I think that’s about where I’m at right now.  There are some other nebulous world bits floating around (new technology and scientific advances that are starting to come around as society settles into its new locale), but they’re very vague right now.

I kinda feel like I need to address the lesbian/bisexual characters, especially after I told my wife about them.  Her response was, “Typical male.”  There’s more to it, though, or at least I tell myself there is.

I don’t know what the Victorian perception of homosexuality was (I do plan on researching that), but after most of the population was wiped out, the government that rose from the ashes basically outlawed homosexuality because the population needed rebuilt.  Becca falls for Cara because she’s a lot like Crynn, and when their relationship is discovered, Cara is banished, which drives Cara to piracy.  From that, the personal plots are driven, while the Crawler and pirate threats provide background events.

I dunno.  I think it makes sense.

Written by StingRay in: Uncategorized | Tags: , , , , ,


  • I like how you have evolved the Snowflake Method to meet an unaddressed aspect of the novel development process.

    I think your wife’s response has some merit. Here’s a question: why aren’t the character’s gay males? There may be a good reason why the characters must be female, but if the genders could be switched, writing gay male characters may smack less of titillation than lesbians.

    Just a thought.

    Comment | December 4, 2008
  • I always envisioned StoryWorld as something you develop before you start your story.
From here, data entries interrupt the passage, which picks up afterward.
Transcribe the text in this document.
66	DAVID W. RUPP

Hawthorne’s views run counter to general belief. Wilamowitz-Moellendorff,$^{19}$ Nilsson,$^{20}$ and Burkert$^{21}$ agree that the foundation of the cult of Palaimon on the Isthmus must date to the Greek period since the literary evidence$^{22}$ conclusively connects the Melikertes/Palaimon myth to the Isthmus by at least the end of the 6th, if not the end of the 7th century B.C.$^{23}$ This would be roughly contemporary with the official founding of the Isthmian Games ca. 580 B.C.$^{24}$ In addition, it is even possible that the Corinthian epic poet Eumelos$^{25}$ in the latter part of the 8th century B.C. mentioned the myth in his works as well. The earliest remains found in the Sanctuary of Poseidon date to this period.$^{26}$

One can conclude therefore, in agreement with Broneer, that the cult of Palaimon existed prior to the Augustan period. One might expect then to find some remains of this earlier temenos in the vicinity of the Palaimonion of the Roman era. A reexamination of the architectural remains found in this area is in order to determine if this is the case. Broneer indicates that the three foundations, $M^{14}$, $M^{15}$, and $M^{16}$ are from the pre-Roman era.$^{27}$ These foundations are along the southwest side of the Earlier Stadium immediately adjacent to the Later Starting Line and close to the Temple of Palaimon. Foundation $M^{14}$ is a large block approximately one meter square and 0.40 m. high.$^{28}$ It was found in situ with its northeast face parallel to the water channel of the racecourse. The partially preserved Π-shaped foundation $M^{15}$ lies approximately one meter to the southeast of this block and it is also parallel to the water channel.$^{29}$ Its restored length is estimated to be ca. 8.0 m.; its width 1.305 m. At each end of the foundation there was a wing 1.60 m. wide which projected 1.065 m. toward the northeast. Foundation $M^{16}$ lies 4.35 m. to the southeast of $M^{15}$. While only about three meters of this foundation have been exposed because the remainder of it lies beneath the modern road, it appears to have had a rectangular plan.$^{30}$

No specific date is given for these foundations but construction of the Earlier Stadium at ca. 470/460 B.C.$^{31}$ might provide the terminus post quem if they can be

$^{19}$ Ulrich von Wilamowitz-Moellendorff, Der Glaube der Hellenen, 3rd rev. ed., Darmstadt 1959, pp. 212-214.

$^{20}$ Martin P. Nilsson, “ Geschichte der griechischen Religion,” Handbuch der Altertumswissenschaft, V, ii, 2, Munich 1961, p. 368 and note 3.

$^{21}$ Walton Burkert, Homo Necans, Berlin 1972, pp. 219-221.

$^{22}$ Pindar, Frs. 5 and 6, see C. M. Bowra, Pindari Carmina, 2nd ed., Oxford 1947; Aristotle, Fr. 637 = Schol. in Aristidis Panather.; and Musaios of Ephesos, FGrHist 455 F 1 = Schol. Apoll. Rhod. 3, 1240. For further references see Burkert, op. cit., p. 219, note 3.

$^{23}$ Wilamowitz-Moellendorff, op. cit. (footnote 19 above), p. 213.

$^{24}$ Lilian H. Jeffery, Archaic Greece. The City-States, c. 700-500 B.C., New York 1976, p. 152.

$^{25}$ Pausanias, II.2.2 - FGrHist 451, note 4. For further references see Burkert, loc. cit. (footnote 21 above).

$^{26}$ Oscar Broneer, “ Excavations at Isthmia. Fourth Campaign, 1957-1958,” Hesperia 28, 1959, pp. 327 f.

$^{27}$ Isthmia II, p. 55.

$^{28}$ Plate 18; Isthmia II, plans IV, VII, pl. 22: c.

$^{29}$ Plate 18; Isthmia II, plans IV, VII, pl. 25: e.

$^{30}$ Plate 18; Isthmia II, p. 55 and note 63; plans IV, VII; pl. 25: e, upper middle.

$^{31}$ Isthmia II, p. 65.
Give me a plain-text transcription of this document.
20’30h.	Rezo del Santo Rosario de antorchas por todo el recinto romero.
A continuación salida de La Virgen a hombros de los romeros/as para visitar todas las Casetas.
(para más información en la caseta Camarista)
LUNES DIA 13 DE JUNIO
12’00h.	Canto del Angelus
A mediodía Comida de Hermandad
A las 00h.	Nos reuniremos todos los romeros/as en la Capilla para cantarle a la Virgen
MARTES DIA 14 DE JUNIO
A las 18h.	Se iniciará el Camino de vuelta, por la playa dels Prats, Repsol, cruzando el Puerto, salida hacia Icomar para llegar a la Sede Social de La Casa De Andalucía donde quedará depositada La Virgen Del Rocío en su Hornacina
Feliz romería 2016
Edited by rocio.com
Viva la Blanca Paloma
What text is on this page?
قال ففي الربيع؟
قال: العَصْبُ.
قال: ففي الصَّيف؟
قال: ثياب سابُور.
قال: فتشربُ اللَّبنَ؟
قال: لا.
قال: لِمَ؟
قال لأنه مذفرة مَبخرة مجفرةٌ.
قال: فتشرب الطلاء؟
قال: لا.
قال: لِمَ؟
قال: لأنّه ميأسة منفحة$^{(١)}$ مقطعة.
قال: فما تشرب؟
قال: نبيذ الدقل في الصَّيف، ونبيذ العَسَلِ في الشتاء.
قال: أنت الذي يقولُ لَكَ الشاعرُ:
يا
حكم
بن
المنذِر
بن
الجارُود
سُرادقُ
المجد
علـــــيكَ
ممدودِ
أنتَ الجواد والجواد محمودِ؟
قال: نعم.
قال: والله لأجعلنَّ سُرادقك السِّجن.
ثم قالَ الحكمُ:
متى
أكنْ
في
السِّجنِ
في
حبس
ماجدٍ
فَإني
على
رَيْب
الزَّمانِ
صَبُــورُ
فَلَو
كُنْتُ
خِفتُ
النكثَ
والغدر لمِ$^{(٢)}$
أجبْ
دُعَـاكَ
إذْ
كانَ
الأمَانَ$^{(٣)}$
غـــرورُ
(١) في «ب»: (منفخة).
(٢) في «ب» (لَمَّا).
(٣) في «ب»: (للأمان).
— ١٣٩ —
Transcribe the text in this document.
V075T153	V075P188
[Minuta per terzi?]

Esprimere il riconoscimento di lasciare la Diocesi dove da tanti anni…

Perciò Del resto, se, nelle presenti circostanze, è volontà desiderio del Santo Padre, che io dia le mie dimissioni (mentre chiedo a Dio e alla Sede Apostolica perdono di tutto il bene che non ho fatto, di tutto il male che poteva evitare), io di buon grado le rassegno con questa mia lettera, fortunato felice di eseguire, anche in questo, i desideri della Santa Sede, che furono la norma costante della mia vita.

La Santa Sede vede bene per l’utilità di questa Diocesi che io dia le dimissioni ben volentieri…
For me, it’s research and I typically spend a long time on it, even before I know what the story will be. But then it’s good for several novels.

    So I see the whole world-building thing as very important, but just not part of a Snowflake. The computer-science people would call it “orthogonal” to the Snowflake.

    Best regards,
    Randy (the Snowflake Guy) Ingermanson

    Comment | December 4, 2008
  • Fraser,

    I’m not too terribly worried about it in the long-run. I guess I just wanted to put an explanation out there as a way of saying “No, really, I have a plan.” I feel like switching the genders wouldn’t work, not least of which is the “realism” aspect of a female captain in the government navy. There’s more to it, though, but it’s more gut instinct at the moment.

    I think there’re people who will claim titillation no matter what I do, but I do have a plan.


    Thanks for the comment, and for stopping by!

    I can understand where you’re coming from. This story idea kind of invaded suddenly, so I’m researching and writing at the same time to keep the story fresh. Plus, the history of the world is going to be as much a story (in my mind anyway) as the rest, so I figure Snowflaking it might be useful.